Di Indonesia, lembaga amal berbasis keagamaan menjadi salah satu solusi yang berkontribusi signifikan dalam pengumpulan dana untuk keperluan sosial, seperti zakat, infak, sedekah, dan wakaf.
Salah satu bentuk pengelolaan dana sosial yang kini semakin populer adalah wakaf melalui uang. Hal ini diungkapkan oleh Dr. Irfan Syauqi Beik, pakar ekonomi syariah yang pernah meraih juara 3 dosen berprestasi nasional di bidang sosial humaniora dari Kemenristek Dikti pada 2018.
Dalam sebuah diskusi dengan Pengawas Syariah Kopsyah BMI, Gunawan Yasni, Dr. Irfan menjelaskan bahwa wakaf melalui uang memiliki dampak yang sangat luas dan bersifat multi-dimensi, mencakup aspek penguatan spiritualitas dan mentalitas juga ada implikasi dari sosial dan ekonomi.
“Jadi implikasi secara sosialnya akan besar dan termasuk juga dalam konteks pengembangan ekonomi,” jelas Irfan.
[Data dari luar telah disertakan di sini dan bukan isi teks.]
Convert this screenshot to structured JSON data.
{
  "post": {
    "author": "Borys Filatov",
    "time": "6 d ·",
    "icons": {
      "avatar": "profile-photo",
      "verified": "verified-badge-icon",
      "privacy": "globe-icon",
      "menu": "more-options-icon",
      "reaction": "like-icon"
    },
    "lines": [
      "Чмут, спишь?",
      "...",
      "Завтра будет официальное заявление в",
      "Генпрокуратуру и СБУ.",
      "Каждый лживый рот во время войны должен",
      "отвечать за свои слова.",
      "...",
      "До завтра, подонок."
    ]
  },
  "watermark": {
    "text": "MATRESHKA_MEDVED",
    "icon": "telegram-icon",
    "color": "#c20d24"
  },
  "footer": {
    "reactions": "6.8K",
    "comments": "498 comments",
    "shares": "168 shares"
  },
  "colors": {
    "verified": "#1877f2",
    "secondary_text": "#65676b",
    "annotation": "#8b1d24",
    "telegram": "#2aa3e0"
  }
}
Ia menilai bahwa semua lapisan masyarakat perlu didorong untuk mengamalkan wakaf melalui uang sebagai upaya untuk mengembangkan perekonomian.
“ketika wakaf melalui uang didayagunakan secara produktif atau diinvestasikan pada sektor-sektor strategis ya ketika misalnya dimanfaatkan untuk pengembangan proyek-proyek strategis keumatan yang memiliki dampak ekonomi yang besar jadi saya kira ini peluangnya sangat besar,” terang Irfan.
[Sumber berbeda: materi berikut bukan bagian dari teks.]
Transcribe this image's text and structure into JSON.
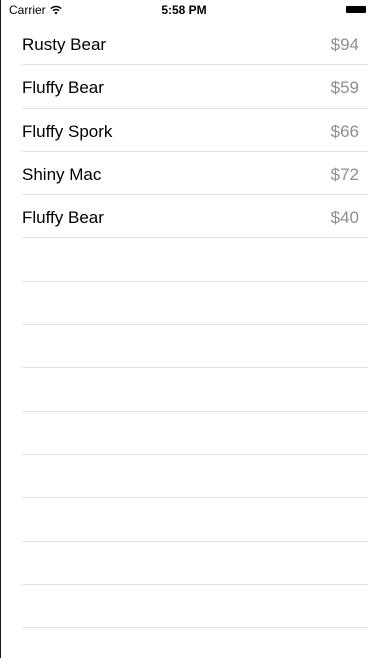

“Saya melihat bahwa untuk mengejar ketertinggalan ekonomi kita dibandingkan ekonomi negara-negara lain terutama negara-negara maju maka tidak ada jalan kecuali kita bersinergi dan berkolaborasi Dan juga bagaimana kita mengembangkan ekonomi secara berjamaah nah salah satu bentuknya adalah dengan sama-sama berwakaf melalui uang,” tambah Irfan.
Dalam pengelolaannya, wakaf uang harus dikelola oleh institusi nazir yang kompeten dan amanah.
Pengelolaan ini mencakup investasi pada sektor strategis hingga mitigasi risiko. Sehingga dalam pengelolaanya memerlukan skill set yang komplit ya yang komprehensif yang mulai dari aspek fiqih sampai kepada aspek manajemen.
“Saya kira menjadi tantangan kita hari ini bahwa potensi yang besar ini harus bisa kita manfaatkan optimalkan dengan cara antara lain memperkuat dari sisi kelembagaan dan dari sisi Nazir nya itu sendiri,” papar Irfan.
Sejarah menunjukkan potensi besar wakaf uang, seperti yang terjadi pada masa Kekhalifahan Turki Utsmani.
Instrumen ini menjadi pilar utama ekonomi Turki selama berabad-abad dan membantu kekhalifahan menguasai sepertiga dunia.
“Jadi kalau kita hari ini ingin membangkitkan kembali Wakaf melalui uang saya kira ini adalah jalan yang terbaik ya untuk kemudian kita mengatasi berbagai persoalan keumatan dan kebangsaan,” jelas Irfan.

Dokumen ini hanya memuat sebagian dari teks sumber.